Özellikle televizyonun olumlu ve yararlanılabilecek tarafları vardır. Bu yüzden dediğim gibi en iyisi bize yarayacak hayırlı taraflarını alacağız. Bize yaramayan ya tamamı ya çoğu zararlı olan örneğin bahsettiğimiz film ve programları bırakacağız.
İnsanın bu gibi kötülüklerden kurtulması radyo ve televizyonu kapatmakla, eğer gazetede de çirkin fotoğraf ve kötü makaleler varsa onu okumamakla mümkün olur. Mesele bu kadar basit.
Deme ki insan nefsinin müftüsüdür ve onun amiridir, onu bozukluk ve kötülük kapısından geri çekebilir, ama nefsine ve ailesine sözü geçmiyorsa en iyisi bu tür iletişim, araç ve cihazlarını, kötülüğe giden yolu, önlemek için eve sokmamaktır. Benim bu konuda görüşüm budur. Doğru yolu gösteren ve en iyi yola ulaştıran Allahu tealadır.

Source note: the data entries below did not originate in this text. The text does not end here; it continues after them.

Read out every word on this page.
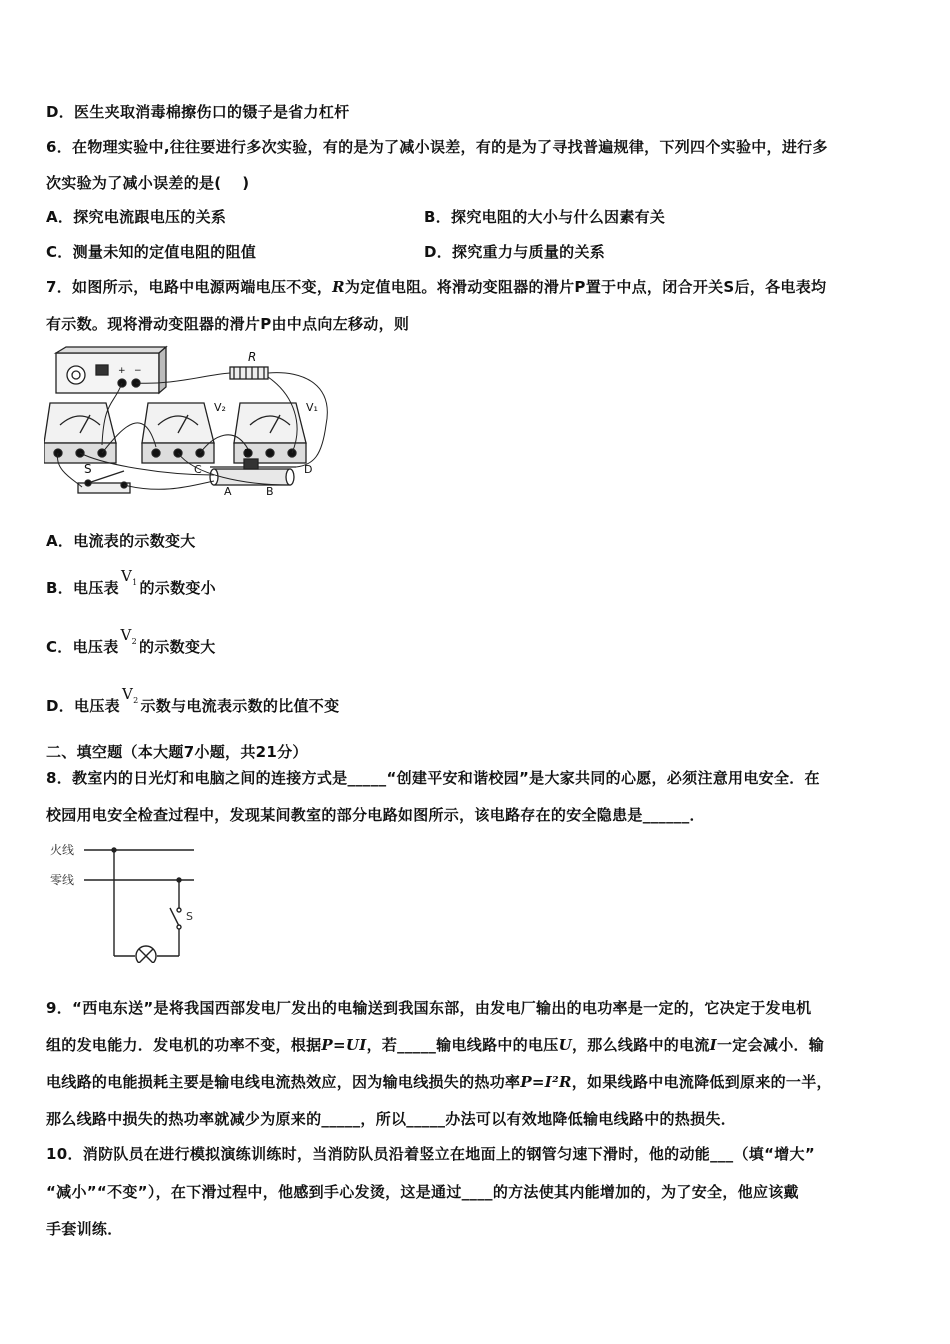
D．医生夹取消毒棉擦伤口的镊子是省力杠杆
6．在物理实验中,往往要进行多次实验，有的是为了减小误差，有的是为了寻找普遍规律，下列四个实验中，进行多
次实验为了减小误差的是(　 )
A．探究电流跟电压的关系	B．探究电阻的大小与什么因素有关
C．测量未知的定值电阻的阻值	D．探究重力与质量的关系
7．如图所示，电路中电源两端电压不变，R为定值电阻。将滑动变阻器的滑片P置于中点，闭合开关S后，各电表均
有示数。现将滑动变阻器的滑片P由中点向左移动，则
+ −
R
V₂	V₁
S	C
P
D
A	B
A．电流表的示数变大
B．电压表$V_1$ 的示数变小
C．电压表$V_2$ 的示数变大
D．电压表$V_2$ 示数与电流表示数的比值不变
二、填空题（本大题7小题，共21分）
8．教室内的日光灯和电脑之间的连接方式是_____“创建平安和谐校园”是大家共同的心愿，必须注意用电安全．在
校园用电安全检查过程中，发现某间教室的部分电路如图所示，该电路存在的安全隐患是______．
火线
零线
S
9．“西电东送”是将我国西部发电厂发出的电输送到我国东部，由发电厂输出的电功率是一定的，它决定于发电机
组的发电能力．发电机的功率不变，根据P=UI，若_____输电线路中的电压U，那么线路中的电流I一定会减小．输
电线路的电能损耗主要是输电线电流热效应，因为输电线损失的热功率P=I²R，如果线路中电流降低到原来的一半，
那么线路中损失的热功率就减少为原来的_____，所以_____办法可以有效地降低输电线路中的热损失．
10．消防队员在进行模拟演练训练时，当消防队员沿着竖立在地面上的钢管匀速下滑时，他的动能___（填“增大”
“减小”“不变”），在下滑过程中，他感到手心发烫，这是通过____的方法使其内能增加的，为了安全，他应该戴
手套训练．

Bu konuda en büyük sorumluluk devlete düşmektedir. Çünkü Allah (cc), bu iletişim araçlarını insanlara taşıdıklarından onları sorumlu tutup sorgulayacaktır. O halde onlar da gelsin cevap versinler. 545
544 Prof . Dr. Yusuf El- Kardavi Çağdaş Meselelere Fetvalar, Tahir Yayıncılık, İstanbul, 1994: 2/412.
545 Prof . Dr. Yusuf El- Kardavi Çağdaş Meselelere Fetvalar, Tahir Yayıncılık, İstanbul, 1994: 2/412-414.